The dog can be conditioned to take the leg with fast and confident strikes with many reps. You will find this useful for young dogs learning to bite in dark rooms, or for example in the video a dark small bathroom. Often dogs will go into a picture like this and bump into the decoys legs and then shoot up to find their target area. You may notice the dog might be on an awkward biting area such as the ribs, back, hip or even just a piece of the suit in the torso area. In this training progression we are trying to eliminate the dogs natural tendency to take its time to figure out its upper body target areas, biceps, triceps, forearms. Remember these pictures are tight spaces, dark rooms, hidden decoys around corners. The dog will have to take even the slightest amount of time to find an upper body target area. In building repetitions of the dog engaging in the legs you should notice it can help with faster, confident, and more committed strikes for these pictures.
This video shows dogs that have already learned leg targeting with the leg sleeve first. Then progressed to suit pants targeting. All these dogs are primarily upper body targeting dogs. We use the plastic barrel to block their primary target area and to help push them into the legs. When doing this you want to use something like this barrel, hard plastic something they can’t grab and satisfy themselves with. We can also let them try to go up and attempt to bite the barrel so they learn that won’t work, then they will start to look under at their secondary target.

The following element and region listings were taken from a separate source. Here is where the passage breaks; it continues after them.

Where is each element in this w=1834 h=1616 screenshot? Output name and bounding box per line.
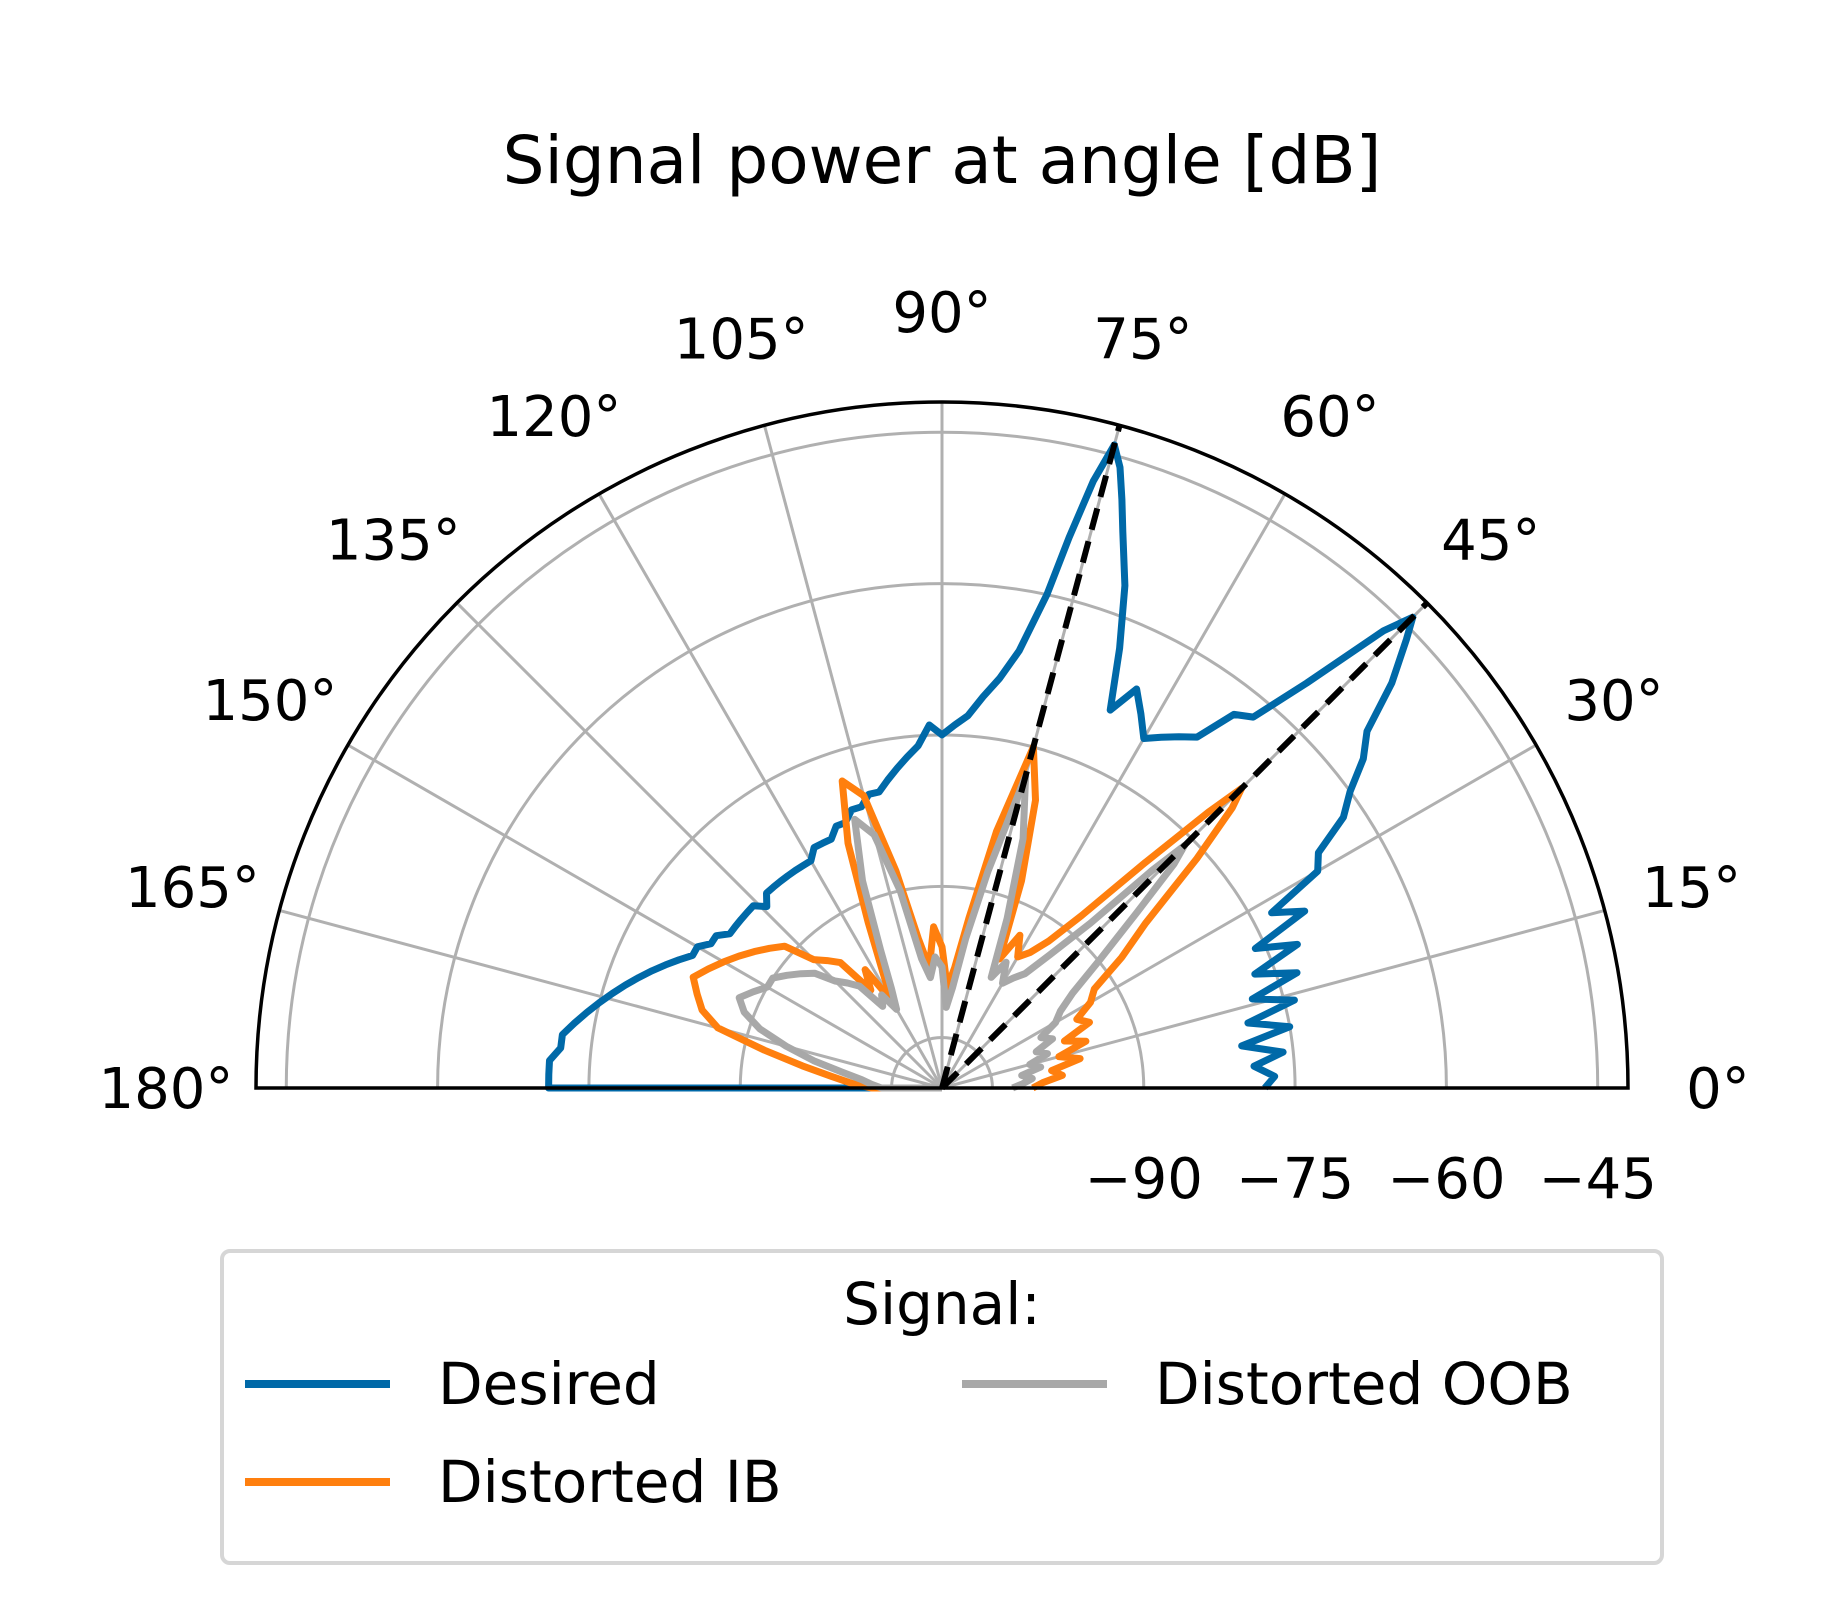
series-group xyxy=(545,441,1417,1092)
theta-tick-105: 105° xyxy=(674,307,809,372)
legend-label: Distorted IB xyxy=(438,1448,782,1516)
legend-items: Desired Distorted IB Distorted OOB xyxy=(245,1350,1573,1516)
theta-tick-45: 45° xyxy=(1441,508,1540,573)
theta-tick-60: 60° xyxy=(1280,385,1379,450)
legend-item-distorted-oob: Distorted OOB xyxy=(962,1350,1573,1418)
theta-tick-120: 120° xyxy=(487,385,622,450)
r-tick-3: −45 xyxy=(1539,1147,1657,1212)
theta-tick-135: 135° xyxy=(326,508,461,573)
legend-item-desired: Desired xyxy=(245,1350,660,1418)
legend: Signal: Desired Distorted IB Distorted OOB xyxy=(220,1249,1664,1565)
legend-item-distorted-ib: Distorted IB xyxy=(245,1448,782,1516)
angular-gridline-7 xyxy=(763,424,944,1089)
legend-title: Signal: xyxy=(843,1270,1041,1338)
angular-gridline-10 xyxy=(347,743,943,1090)
legend-label: Desired xyxy=(438,1350,660,1418)
r-tick-1: −75 xyxy=(1236,1147,1354,1212)
legend-frame xyxy=(220,1249,1664,1565)
r-tick-2: −60 xyxy=(1387,1147,1505,1212)
r-tick-0: −90 xyxy=(1085,1147,1203,1212)
theta-tick-15: 15° xyxy=(1642,856,1741,921)
angular-gridline-9 xyxy=(455,601,944,1090)
chart-title: Signal power at angle [dB] xyxy=(503,122,1382,199)
theta-tick-165: 165° xyxy=(125,856,260,921)
theta-tick-90: 90° xyxy=(892,281,991,346)
reference-line-75 xyxy=(939,424,1123,1089)
series-line-distorted-oob xyxy=(735,772,1188,1092)
theta-tick-150: 150° xyxy=(203,669,338,734)
legend-label: Distorted OOB xyxy=(1155,1350,1573,1418)
theta-tick-75: 75° xyxy=(1093,307,1192,372)
angular-gridline-4 xyxy=(940,493,1287,1089)
theta-tick-180: 180° xyxy=(99,1057,234,1122)
radial-tick-labels: −90 −75 −60 −45 xyxy=(1085,1147,1657,1212)
angular-gridline-11 xyxy=(278,909,943,1090)
polar-frame xyxy=(254,400,1630,1090)
reference-line-45 xyxy=(939,600,1430,1091)
theta-tick-0: 0° xyxy=(1686,1057,1750,1122)
series-line-desired xyxy=(545,441,1417,1092)
theta-tick-30: 30° xyxy=(1564,669,1663,734)
theta-tick-labels: 0° 15° 30° 45° 60° 75° 90° 105° 120° 135° 150° 165°… xyxy=(99,281,1750,1122)
reference-lines xyxy=(939,424,1430,1091)
angular-gridline-2 xyxy=(941,743,1537,1090)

Throughout the video you will see we still use the barrel to block the primary around corners, in tight spaces, and in the dark room. We do this because we are still in the phase of trying to develop a habit for these contexts, building repetitions that either leg is a valuable choice. Eventually the dog will take the leg without the primary target area being blocked. The dog has learned what works most efficiently in these scenarios.
As you go through this process you can also incorporate this with things such as door alerts. The decoy can pop the door open and you can condition the dog to immediately go straight into the legs. This can be extended to scenarios such as open door vehicle extractions, where legs may be readily available, by blocking upper targets for a while to condition the leg target.